Moreover, a significant change in the skills, judgment, and mindset of the compliance function is necessary.[30] The shift from prescription to principles is not an easy one, and the compliance function will have to get out of the weeds, develop a more strategic role, and find an approach to inspire compliance in the absence of detailed rules. Specifically, compliance professionals need to truly understand the purposes and reasons behind the principles and develop the capacity to communicate and persuade effectively, elaborate on principles to reinforce their internal position, and be developed in such a way that they are confident and willing to make key judgment calls.[31]
Black et al. also stated that the compliance function’s role will need additional senior leadership support and to work hand-in-hand with the business, particularly when seeking to engage the business in discussions of whether a proposed behavior or strategy will be compliant with principles. This reinforces the importance of having sufficient seniority, access to leadership, and the organization viewing compliance as a business enabler.[32] Successfully partnering with leadership and ultimately the wider business in this manner—that is, developing a mindset that entwines integrity into the fabric of the organization—is vital if a principles-based approach is to be a competitive advantage for the organization and an overall success.
Final thoughts
Against the backdrop of an ever-changing and complex business environment, compliance programs need to evolve in order to effectively address new and emerging risks.

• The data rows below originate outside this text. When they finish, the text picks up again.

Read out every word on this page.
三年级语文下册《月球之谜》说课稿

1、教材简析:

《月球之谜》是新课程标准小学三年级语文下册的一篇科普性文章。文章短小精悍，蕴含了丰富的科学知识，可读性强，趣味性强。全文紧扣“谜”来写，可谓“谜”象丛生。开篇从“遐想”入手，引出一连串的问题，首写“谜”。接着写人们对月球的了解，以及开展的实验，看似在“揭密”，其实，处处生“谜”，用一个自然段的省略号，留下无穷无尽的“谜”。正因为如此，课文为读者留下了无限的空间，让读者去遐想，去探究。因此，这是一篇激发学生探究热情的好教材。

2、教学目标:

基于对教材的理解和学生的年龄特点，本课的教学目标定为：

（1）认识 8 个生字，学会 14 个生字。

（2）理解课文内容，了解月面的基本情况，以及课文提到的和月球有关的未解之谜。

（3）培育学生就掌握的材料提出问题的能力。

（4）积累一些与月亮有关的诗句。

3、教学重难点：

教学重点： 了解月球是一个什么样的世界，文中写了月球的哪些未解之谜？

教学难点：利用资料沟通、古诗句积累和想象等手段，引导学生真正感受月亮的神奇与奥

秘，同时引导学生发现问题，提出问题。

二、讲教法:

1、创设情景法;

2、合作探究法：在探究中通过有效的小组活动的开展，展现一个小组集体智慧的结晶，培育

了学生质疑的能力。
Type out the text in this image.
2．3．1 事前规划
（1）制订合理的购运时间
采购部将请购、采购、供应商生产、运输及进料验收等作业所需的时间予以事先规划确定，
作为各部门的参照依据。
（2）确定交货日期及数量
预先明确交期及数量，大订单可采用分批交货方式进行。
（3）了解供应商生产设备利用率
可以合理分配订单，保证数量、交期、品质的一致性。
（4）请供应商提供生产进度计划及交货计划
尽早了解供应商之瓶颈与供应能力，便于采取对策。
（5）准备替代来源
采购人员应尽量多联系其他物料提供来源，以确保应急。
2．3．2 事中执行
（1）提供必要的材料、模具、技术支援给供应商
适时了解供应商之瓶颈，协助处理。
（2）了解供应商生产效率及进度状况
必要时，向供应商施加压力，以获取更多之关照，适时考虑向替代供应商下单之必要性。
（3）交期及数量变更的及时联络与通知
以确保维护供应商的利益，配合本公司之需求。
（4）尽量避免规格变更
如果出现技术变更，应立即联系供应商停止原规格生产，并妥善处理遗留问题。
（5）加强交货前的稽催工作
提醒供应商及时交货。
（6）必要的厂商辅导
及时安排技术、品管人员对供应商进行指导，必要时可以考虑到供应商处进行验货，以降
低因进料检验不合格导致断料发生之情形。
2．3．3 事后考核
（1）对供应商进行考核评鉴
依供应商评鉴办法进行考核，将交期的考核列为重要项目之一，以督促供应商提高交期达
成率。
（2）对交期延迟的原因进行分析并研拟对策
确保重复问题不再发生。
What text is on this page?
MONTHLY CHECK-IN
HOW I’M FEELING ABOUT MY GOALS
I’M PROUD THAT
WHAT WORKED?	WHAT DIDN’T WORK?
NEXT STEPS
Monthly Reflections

Strategies, such as including more principles-based guidelines into corporate compliance programs—that is, reiterating the whys behind the rules—can help provide the framework for people to be more proficient in making decisions in line with an organization’s values in the absence of specific rules. Large organizations from different sectors have made this shift, with the aim of empowering employees and in an attempt to continue to promote the shared ownership of ethics and compliance. However, this shift does require ongoing use of existing, well-established compliance program strategies such as risk management, investigations, hotlines, and audit and monitoring. Moreover, there do remain some scenarios where some “fixed points” remain the most effective method of preventing and detecting misconduct. Striking the right balance between rules and principles is key. Compliance professionals also need to be suitably equipped to effectively manage and make the most of principles-based programs.
Takeaways
-
In compliance programs, principles are broadly stated guidelines to set the standards by which organizations conduct business.
-
Compliance programs predominately based on rules are critiqued for not addressing evolving risks.
-
When effectively incorporated into an organization’s values, principles can incentivize employees in a way that effectively induces social norms.
-
To make a success of principles-based programs, compliance professionals should develop the capacity to elaborate on principles to influence in the absence of rules.
-
The right balance between rules and principles is an effective driver of outside-the-box thinking and pioneering ethical problem solving.